Plants and their insect herbivores represent the bulk of terrestrial (non-microbial) biodiversity, accounting for over 50% of all described species. Understanding how insect herbivore communities assemble on plant host lineages through evolutionary time is key to comprehend the source of this great biodiversity. However, direct fossil evidence of long-term associations originated in deep time and persisting to the modern day on the same host lineage is scarce. Here, we tested whether insect herbivore assemblages tracked the speciose genus Eucalyptus (Myrtaceae) for 52 Ma by comparing the insect herbivore damage on 284 fossil Eucalyptus frenguelliana leaves from the Laguna del Hunco fossil rainforest locality in Argentinean Patagonia with that of 36 extant, rainforest-associated Eucalyptus species.
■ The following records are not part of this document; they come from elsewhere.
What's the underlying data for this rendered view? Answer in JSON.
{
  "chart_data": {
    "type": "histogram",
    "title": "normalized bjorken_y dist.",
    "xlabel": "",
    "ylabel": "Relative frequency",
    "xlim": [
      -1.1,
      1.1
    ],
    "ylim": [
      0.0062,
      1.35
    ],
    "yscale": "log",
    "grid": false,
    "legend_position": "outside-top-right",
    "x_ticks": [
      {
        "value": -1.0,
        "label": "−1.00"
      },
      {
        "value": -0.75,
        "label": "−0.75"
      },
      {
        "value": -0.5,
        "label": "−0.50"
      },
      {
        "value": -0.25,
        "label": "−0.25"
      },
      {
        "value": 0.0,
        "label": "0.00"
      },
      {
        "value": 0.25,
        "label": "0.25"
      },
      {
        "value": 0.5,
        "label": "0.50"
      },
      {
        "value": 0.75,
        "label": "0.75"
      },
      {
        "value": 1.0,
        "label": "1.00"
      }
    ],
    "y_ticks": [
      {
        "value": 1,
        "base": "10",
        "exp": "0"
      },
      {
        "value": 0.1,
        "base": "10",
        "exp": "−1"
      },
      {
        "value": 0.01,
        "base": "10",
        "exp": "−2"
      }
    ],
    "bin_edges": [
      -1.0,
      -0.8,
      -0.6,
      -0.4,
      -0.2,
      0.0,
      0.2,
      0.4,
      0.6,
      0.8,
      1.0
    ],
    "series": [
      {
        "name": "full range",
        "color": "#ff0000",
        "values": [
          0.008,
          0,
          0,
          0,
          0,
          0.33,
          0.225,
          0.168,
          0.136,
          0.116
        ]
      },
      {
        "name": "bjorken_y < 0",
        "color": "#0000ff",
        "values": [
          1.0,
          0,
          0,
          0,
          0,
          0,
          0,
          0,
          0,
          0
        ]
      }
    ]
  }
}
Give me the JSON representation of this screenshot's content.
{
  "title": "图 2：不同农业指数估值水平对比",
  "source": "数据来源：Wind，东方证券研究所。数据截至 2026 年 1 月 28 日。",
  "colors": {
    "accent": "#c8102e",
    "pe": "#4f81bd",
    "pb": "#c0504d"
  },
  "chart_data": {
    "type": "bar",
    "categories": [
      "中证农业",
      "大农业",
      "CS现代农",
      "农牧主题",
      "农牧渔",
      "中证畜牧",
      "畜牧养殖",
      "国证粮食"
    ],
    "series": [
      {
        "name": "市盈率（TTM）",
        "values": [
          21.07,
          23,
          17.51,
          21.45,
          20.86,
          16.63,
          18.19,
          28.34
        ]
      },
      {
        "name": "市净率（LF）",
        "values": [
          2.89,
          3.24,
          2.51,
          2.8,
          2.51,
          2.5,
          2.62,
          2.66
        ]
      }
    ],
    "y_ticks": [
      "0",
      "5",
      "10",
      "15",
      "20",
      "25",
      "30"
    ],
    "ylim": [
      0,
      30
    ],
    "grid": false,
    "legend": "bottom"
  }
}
In the fossil material­—which represents the oldest macrofossil evidence of the genus­—we identified a diverse suite of 29 damage types, including twelve types of external feeding associations, two of piercing-and-sucking marks, five of galls, and ten of mines that, to the best of our knowledge, represent the highest richness of mines reported for a single plant host in the fossil record. Nearly identical suites of insect herbivore damage were observed in extant Eucalyptus herbarium specimens (>10,000 sheets reviewed), suggesting that the associated insect herbivore assemblages tracked and radiated on multiple species of their host genus through time and space. Our literature survey showed that although hundreds of insect herbivore species are associated with Eucalyptus hosts, most of the extant analogs for the herbivore damage seen in the fossils are made by still-unknown culprits, pointing to previously unrecognized biodiversity and evolutionary history of herbivorous insects on Australia’s iconic Eucalyptus. The undescribed insect culprits can be sought at the surviving locations where the herbarium vouchers were collected.